Rapid urbanization is greatly influencing people’s food consumption patterns with inclinations increasing towards packaged and processed food items. India’s consumption is still pretty low when compared to western countries especially the US, wherein such foods make up for almost 70% of the country’s diet; however, consumer preferences seem to indicate a growing preference to western packaged foods over Indian foods.
There is also a move to label foods in India based on their fat, salt, and sugar content. Most traditional and indigenous Indian foods usually contain salt, sugar, jaggery, ghee, oil, and spices that are essential for not only their taste but also have elements uniquely required for the Indian climate. For past few years, in India, the Food Safety and Standards Authority of India (FSSAI) has been pushing for the proposal of interpretative food labels under front of package labelling regulations i.e., marking food items as ‘good-food’, ‘not-good food’, ‘one-star food’, ‘red-marked food’, etc., based on their salt, sugar, and fat content.
There are also discussions around recommending higher taxation on foods that have sugar, fat, salt and front-of-the pack labelling in their endeavor to tackle rising obesity. Most of the snacks like bhujiya or banana chips will contain salt and fat, and sweets like rasgulla and mysore pak will contain sugar. Even summer beverages like jaljeera, nimbu pani, lassi, and chaach will have sugar/salt and food accompaniments like pickle or chutney will have salt and fat contents.
Another category of other indigenous traditional foods such as parathas and thepla may contain salt and fat.

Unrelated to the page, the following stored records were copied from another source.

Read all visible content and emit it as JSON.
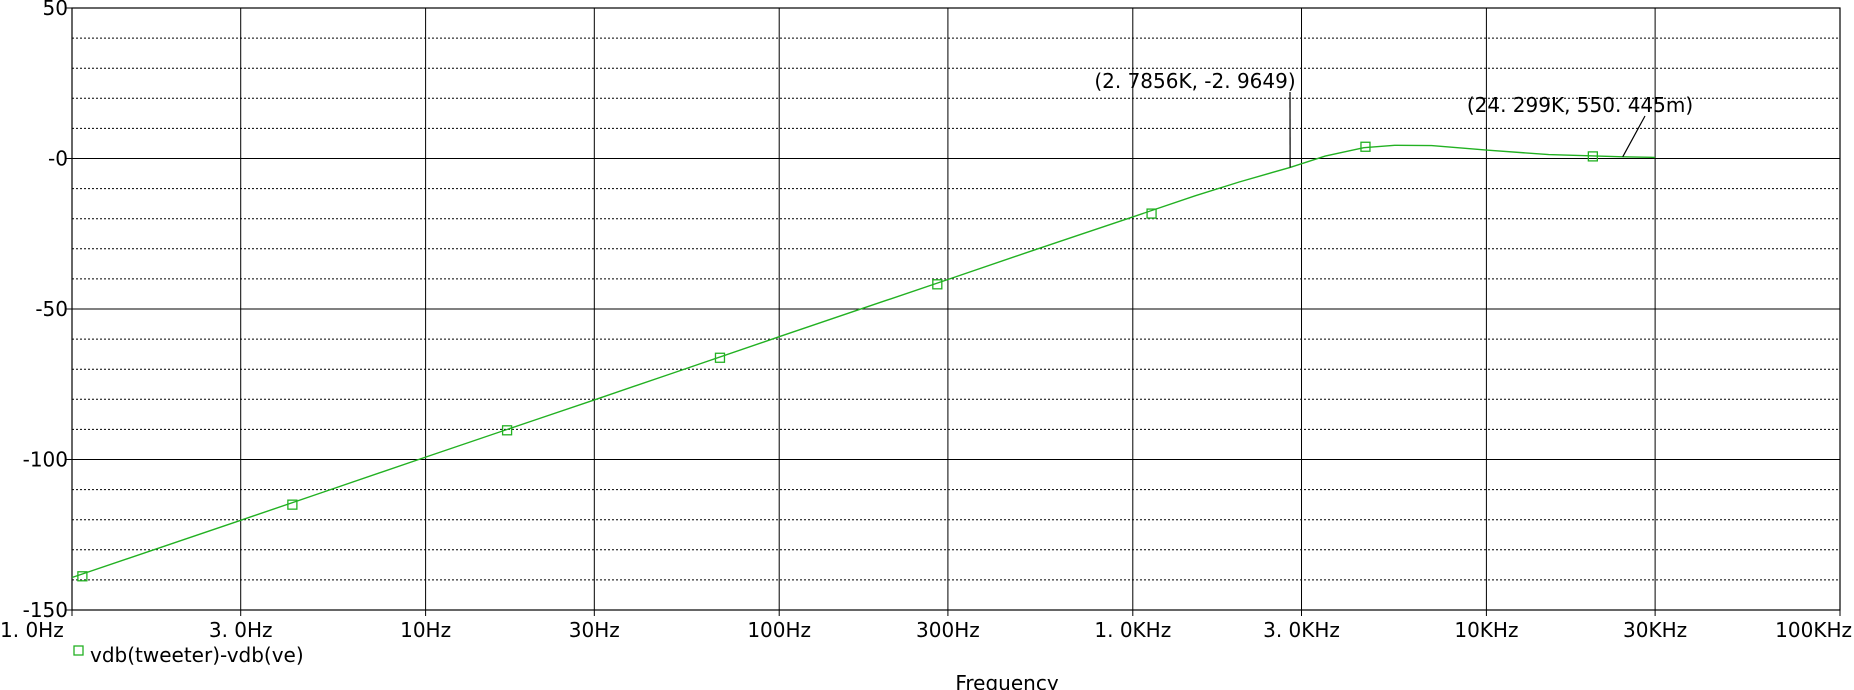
{
  "chart_data": {
    "type": "line",
    "xscale": "log",
    "xlim": [
      1,
      100000
    ],
    "ylim": [
      -150,
      50
    ],
    "x_ticks": [
      {
        "value": 1,
        "label": "1. 0Hz"
      },
      {
        "value": 3,
        "label": "3. 0Hz"
      },
      {
        "value": 10,
        "label": "10Hz"
      },
      {
        "value": 30,
        "label": "30Hz"
      },
      {
        "value": 100,
        "label": "100Hz"
      },
      {
        "value": 300,
        "label": "300Hz"
      },
      {
        "value": 1000,
        "label": "1. 0KHz"
      },
      {
        "value": 3000,
        "label": "3. 0KHz"
      },
      {
        "value": 10000,
        "label": "10KHz"
      },
      {
        "value": 30000,
        "label": "30KHz"
      },
      {
        "value": 100000,
        "label": "100KHz"
      }
    ],
    "y_ticks": [
      {
        "value": 50,
        "label": "50"
      },
      {
        "value": 0,
        "label": "-0"
      },
      {
        "value": -50,
        "label": "-50"
      },
      {
        "value": -100,
        "label": "-100"
      },
      {
        "value": -150,
        "label": "-150"
      }
    ],
    "y_minor_grid": [
      40,
      30,
      20,
      10,
      -10,
      -20,
      -30,
      -40,
      -60,
      -70,
      -80,
      -90,
      -110,
      -120,
      -130,
      -140
    ],
    "xlabel": "Frequency",
    "series": [
      {
        "name": "vdb(tweeter)-vdb(ve)",
        "color": "#22b122",
        "x": [
          1,
          2,
          3,
          5,
          10,
          20,
          30,
          50,
          100,
          200,
          300,
          500,
          700,
          1000,
          1500,
          2000,
          2785.6,
          3500,
          4500,
          5500,
          7000,
          10000,
          15000,
          24299,
          30000
        ],
        "y": [
          -139.2,
          -127.2,
          -120.2,
          -111.3,
          -99.2,
          -87.2,
          -80.2,
          -71.3,
          -59.2,
          -47.2,
          -40.2,
          -31.3,
          -25.5,
          -19.4,
          -12.4,
          -7.8,
          -2.96,
          0.8,
          3.6,
          4.4,
          4.3,
          2.8,
          1.3,
          0.55,
          0.35
        ],
        "markers_x": [
          1.07,
          4.2,
          17,
          68,
          280,
          1130,
          4550,
          20000
        ],
        "markers_y": [
          -138.8,
          -115.0,
          -90.3,
          -66.2,
          -41.8,
          -18.3,
          3.9,
          0.7
        ]
      }
    ],
    "annotations": [
      {
        "text": "(2. 7856K, -2. 9649)",
        "x": 2785.6,
        "y": -2.9649
      },
      {
        "text": "(24. 299K, 550. 445m)",
        "x": 24299,
        "y": 0.550445
      }
    ]
  }
}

Therefore, if one were to peek into what is in store in future, you may most likely see your favourite Indian indigenous foods and specialties emerging from different states being marked in red and labeled as ‘not good food’ and getting levied higher tax rate making them costly and beyond reach of common man.

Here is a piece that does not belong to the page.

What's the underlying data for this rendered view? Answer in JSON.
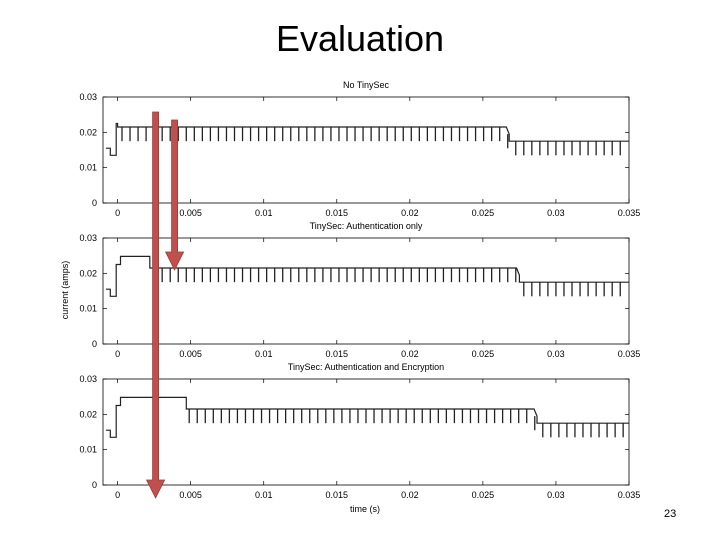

So, will this be a practical way for FSSAI’s earnest endeavour to ensure that consumers know what they are eating, or will this terrify them? Capacity building/ awareness is equally the need of the hour for India’s vast food manufacturing ecosystem that sells packaged Indian foods that are much larger than the big brands as a vast majority of them are small manufacturers and women self-help groups. If children were the focus, then there are already safeguards proposed by FSSAI and various state governments about food with high fat, salt and sugar content to not be given to children in school canteens or sold within 50 m of school campuses.
The subject matter expert Ramesh Kailasam said, while no one is against informing and educating consumers and manufacturers, the manner of labelling may turn out counterproductive if the optics go bad and taxes get levied. It must also be noted that the Indian foods have been traditionally designed and prepared to suit and survive the prevalent climatic conditions of that region besides genetic composition of its people.
However, while it is the duty of FSSAI to ensure the consumers are informed of what they are consuming, there has to be a better method of communicating the daily allowed consumption levels instead of a hazardous display route that seems to mimic tobacco.